After months of grassroots organizing and lobbying from activists, organizers, policy advocates, and Internet users themselves, the California State Senate last week finally passed SB 822, the most comprehensive net neutrality bill in the country. The bill seeks to stop the blocking and throttling of lawful traffic online, and prevent Internet service providers from implementing paid prioritization schemes—but it still needs one more signature before it becomes the law across the State.
That’s why today, alongside 19 allies and members of our Media Action Grassroots Network (MAG-Net), we sent a letter to the desk of California Governor Jerry Brown, demanding that he provide that final approval.
The groups joining us in signing onto this letter include 18MillionRising.org, Access Humboldt, Asian Americans Advancing Justice – CA, Black Alliance for Just Immigration, Color Of Change, Common Cause, CreaTV San Jose, Electronic Frontier Foundation, Ella Baker Center for Human Rights, Forward Together, The Greenlining Institute, Media Action Center, Media Alliance, Muslim Advocates, Right To The City Alliance, RYSE Center, Stop LAPD Spying Coalition, and TURN – The Utility Reform Network.

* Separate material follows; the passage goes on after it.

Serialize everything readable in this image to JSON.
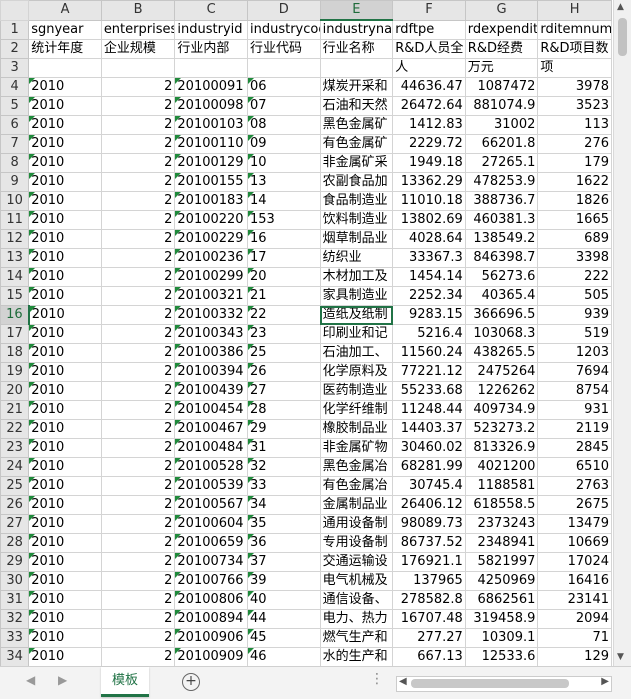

The Center for Media Justice has worked for months with groups like Fight for the Future to drive phone calls to state legislators in California, coordinated sign-on letters, and co-led grassroots lobbying efforts with Color of Change in Sacramento, urging senators and assembly members to consider the civil rights and racial justice impacts of an Internet without Net Neutrality. In June our own Steven Renderos testified to the California Senate, during a hearing on SB 822:
“I know what it means to live a second class existence. But I also know how powerful the Internet can be to overcome structural barriers to success. The Center for Media Justice fights for Net Neutrality, not because we care about what happens to bits and bytes, but because in the 21st century, Net Neutrality is a civil rights struggle.”
In addition to our continued efforts on the West Coast, last Monday we filed an amicus brief as part of a lawsuit against the Federal Communications Commission, citing racial justice concerns with their decision to repeal Net Neutrality nationwide last year. We remain confident that joined by the voices of so many leaders, Gov. Brown will hear our calls and sign SB 822 as soon as possible—helping to sustain the momentum behind eventually restoring a free and open Internet for people of color across the country.